Whether one agrees or disagrees with the wisdom of the civilian nuclear power agreement signed in December by President George W. Bush, most agree that the deal will deepen the long-standing relationship between the U.S. and India, a relationship that will continue to impact both countries on many levels. Along with the Kennedy School and Harvard, the Belfer Center is working to expand the relationship that began in 1960 when President John F. Kennedy named Harvard's John Kenneth Galbraith as ambassador to India.

Belfer Center Executive Director for Research Xenia Dormandy believes it is essential to build ties with India, the largest democracy in the world. As director for South Asia at the National Security Council before coming to the Belfer Center, Dormandy coordinatedthe July 2005 meeting between President Bush and India Prime Minister Manmohan Singh that resulted in the recent agreement. She worked on the U.S.- India relationship with Center International Council member Robert Blackwill, who served as ambassador to India between 2001-2003.

Ashton Carter, co-director of he Preventive Defense Project and a member of the Center Board of Directors, agrees with the civilian nuclear agreement, but with reservations.

In testimony before the Senate Foreign Relations Committee in April 2006, Carter said, "Washington gave on the nuclear front to get something on the non-nuclear front. Powerful arguments can be made that strategic partnership with India will prove to be in the deep and long-term U.S. security interest." However, Carter said, ". . . the United States gave its big quid of nuclear recognition up front, but what it stands to get in return from partnership with India lies further out in the uncertain future."

During the fall semester, the dialogue on India continued with Jaswant Singh, former Indian finance minister, minister of foreign affairs, and current leader of the opposition, who joined the Belfer Center as a senior fellow. India's Minister of State in the Prime Minister's Office Prithviraj Chavan also visited the Center and discussed with Harvard scholars ways in which the U.S. and India might collaborate to promote peace in South Asia as well as a healthy economy and environment in India.

The Center's Energy Technology Innovation Program (ETIP) has been working since 2000 with the India Energy Group to advanceclean coal technology projects to generate electricity. The second most populous country in the world, India has extensive coal reserves, but no significant oil or natural gas resources.

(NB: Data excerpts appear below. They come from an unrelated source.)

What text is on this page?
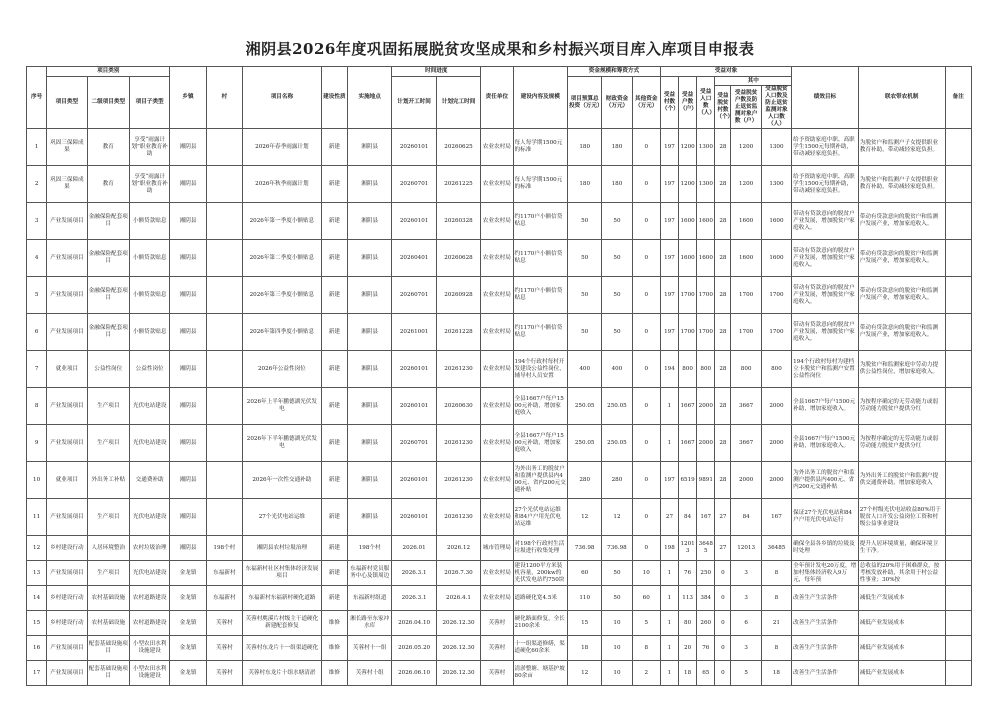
湘阴县2026年度巩固拓展脱贫攻坚成果和乡村振兴项目库入库项目申报表
序号	项目类别			乡镇	村	项目名称	建设性质	实施地点	时间进度		责任单位	建设内容及规模	资金规模和筹资方式			受益对象						绩效目标	联农带农机制	备注
	项目类型	二级项目类型	项目子类型						计划开工时间	计划完工时间			项目预算总投资（万元）	财政资金（万元）	其他资金（万元）	受益村数（个）	受益户数（户）	受益人口数（人）	其中					
																			受益脱贫村数（个）	受益脱贫户数及防止返贫监测对象户数（户）	受益脱贫人口数及防止返贫监测对象人口数（人）			
1	巩固三保障成果	教育	享受“雨露计划”职业教育补助	湘阴县		2026年春季雨露计划	新建	湘阴县	20260101	20260625	农业农村局	每人每学期1500元的标准	180	180	0	197	1200	1300	28	1200	1300	给予资助家庭中职、高职学生1500元每期补助，带动减轻家庭负担。	为脱贫户和监测户子女提供职业教育补助，带动减轻家庭负担。	
2	巩固三保障成果	教育	享受“雨露计划”职业教育补助	湘阴县		2026年秋季雨露计划	新建	湘阴县	20260701	20261225	农业农村局	每人每学期1500元的标准	180	180	0	197	1200	1300	28	1200	1300	给予资助家庭中职、高职学生1500元每期补助，带动减轻家庭负担。	为脱贫户和监测户子女提供职业教育补助，带动减轻家庭负担。	
3	产业发展项目	金融保险配套项目	小额贷款贴息	湘阴县		2026年第一季度小额贴息	新建	湘阴县	20260101	20260328	农业农村局	约1170户小额信贷贴息	50	50	0	197	1600	1600	28	1600	1600	带动有贷款意向的脱贫户产业发展，增加脱贫户家庭收入。	带动有贷款意向的脱贫户和监测户发展产业，增加家庭收入。	
4	产业发展项目	金融保险配套项目	小额贷款贴息	湘阴县		2026年第二季度小额贴息	新建	湘阴县	20260401	20260628	农业农村局	约1170户小额信贷贴息	50	50	0	197	1600	1600	28	1600	1600	带动有贷款意向的脱贫户产业发展，增加脱贫户家庭收入。	带动有贷款意向的脱贫户和监测户发展产业，增加家庭收入。	
5	产业发展项目	金融保险配套项目	小额贷款贴息	湘阴县		2026年第三季度小额贴息	新建	湘阴县	20260701	20260928	农业农村局	约1170户小额信贷贴息	50	50	0	197	1700	1700	28	1700	1700	带动有贷款意向的脱贫户产业发展，增加脱贫户家庭收入。	带动有贷款意向的脱贫户和监测户发展产业，增加家庭收入。	
6	产业发展项目	金融保险配套项目	小额贷款贴息	湘阴县		2026年第四季度小额贴息	新建	湘阴县	20261001	20261228	农业农村局	约1170户小额信贷贴息	50	50	0	197	1700	1700	28	1700	1700	带动有贷款意向的脱贫户产业发展，增加脱贫户家庭收入。	带动有贷款意向的脱贫户和监测户发展产业，增加家庭收入。	
7	就业项目	公益性岗位	公益性岗位	湘阴县		2026年公益性岗位	新建	湘阴县	20260101	20261230	农业农村局	194个行政村每村开发建设公益性岗位，辅导村人员安置	400	400	0	194	800	800	28	800	800	194个行政村每村为建档立卡脱贫户和监测户安置公益性岗位	为脱贫户和监测家庭中劳动力提供公益性岗位，增加家庭收入。	
8	产业发展项目	生产项目	光伏电站建设	湘阴县		2026年上半年鹏德湖光伏发电	新建	湘阴县	20260101	20260630	农业农村局	全县1667户每户1500元补助，增加家庭收入	250.05	250.05	0	1	1667	2000	28	3667	2000	全县1667户每户1500元补助，增加家庭收入。	为按程序确定的无劳动能力或弱劳动能力脱贫户提供分红	
9	产业发展项目	生产项目	光伏电站建设	湘阴县		2026年下半年鹏德湖光伏发电	新建	湘阴县	20260701	20261230	农业农村局	全县1667户每户1500元补助，增加家庭收入	250.05	250.05	0	1	1667	2000	28	3667	2000	全县1667户每户1500元补助，增加家庭收入。	为按程序确定的无劳动能力或弱劳动能力脱贫户提供分红	
10	就业项目	外出务工补贴	交通费补助	湘阴县		2026年一次性交通补助	新建	湘阴县	20260101	20261230	农业农村局	为外出务工的脱贫户和监测户提供县内400元、省内200元交通补贴	280	280	0	197	6519	9891	28	2000	2000	为外出务工的脱贫户和监测户提供县内400元、省内200元交通补贴	为外出务工的脱贫户和监测户提供交通费补助，增加家庭收入	
11	产业发展项目	生产项目	光伏电站建设	湘阴县		27个光伏电站运维	新建	湘阴县	20260101	20261230	农业农村局	27个光伏电站运维和84户户用光伏电站运维	12	12	0	27	84	167	27	84	167	保证27个光伏电站和84户户用光伏电站运行	27个村级光伏电站收益80%用于脱贫人口开发公益岗位工资和村级公益事业建设	
12	乡村建设行动	人居环境整治	农村垃圾治理	湘阴县	198个村	湘阴县农村垃圾治理	新建	198个村	2026.01	2026.12	城市管理局	对198个行政村生活垃圾进行收集处理	736.98	736.98	0	198	12013	36485	27	12013	36485	确保全县各乡镇的垃圾及时处理	提升人居环境质量，确保环境卫生干净。	
13	产业发展项目	生产项目	光伏电站建设	金龙镇	东福新村	东福新村社区村集体经济发展项目	新建	东福新村党员服务中心及镇周边	2026.3.1	2026.7.30	农业农村局	建设1200平方米装机容量，200kw的光伏发电站约750块	60	50	10	1	76	250	0	3	8	全年预计发电20万度，增加村集体经济收入9万元，每年预	总收益的20%用于困难群众，按考核发放补助，其余用于村公益性事业；30%按	
14	乡村建设行动	农村基础设施	农村道路建设	金龙镇	东福新村	东福新村东福新村硬化道路	新建	东福新村组道	2026.3.1	2026.4.1	农业农村局	道路硬化宽4.5米	110	50	60	1	113	384	0	3	8	改善生产生活条件	减低生产发展成本	
15	乡村建设行动	农村基础设施	农村道路建设	金龙镇	芙蓉村	芙蓉村麂溪片村级主干道硬化新建配套修复	维修	湘长路至东家冲水库	2026.04.10	2026.12.30	芙蓉村	硬化路面修复，全长2100余米	15	10	5	1	80	260	0	6	21	改善生产生活条件	减低产业发展成本	
16	产业发展项目	配套基础设施项目	小型农田水利设施建设	金龙镇	芙蓉村	芙蓉村东龙片十一组渠道硬化	维修	芙蓉村十一组	2026.05.20	2026.12.30	芙蓉村	十一组渠道修缮，渠道硬化60余米	18	10	8	1	20	76	0	3	8	改善生产生活条件	减低产业发展成本	
17	产业发展项目	配套基础设施项目	小型农田水利设施建设	金龙镇	芙蓉村	芙蓉村东龙片十组水塘清淤	维修	芙蓉村十组	2026.06.10	2026.12.30	芙蓉村	清淤整塘、塘基护坡80余亩	12	10	2	1	18	65	0	5	18	改善生产生活条件	减低产业发展成本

In January, Carter, Dormandy, and University Distinguished Service Professor and center Board of Directors member Joseph Nye traveled to India for the U.S.-India Aspen Strategy Group meeting. With their Indian counterparts and senior Indian officials, they explored additional ways to raise the relationship to the next level.

Concluding the India focus this past semester was a reception and forum with India's Foreign Minister Pranab Mukherjee. Looking forward, the Kennedy School just launched an annual India Executive Program, with the first taking place in January. The Belfer Center will continue focusing on India and is exploring the possibility of launching an India program.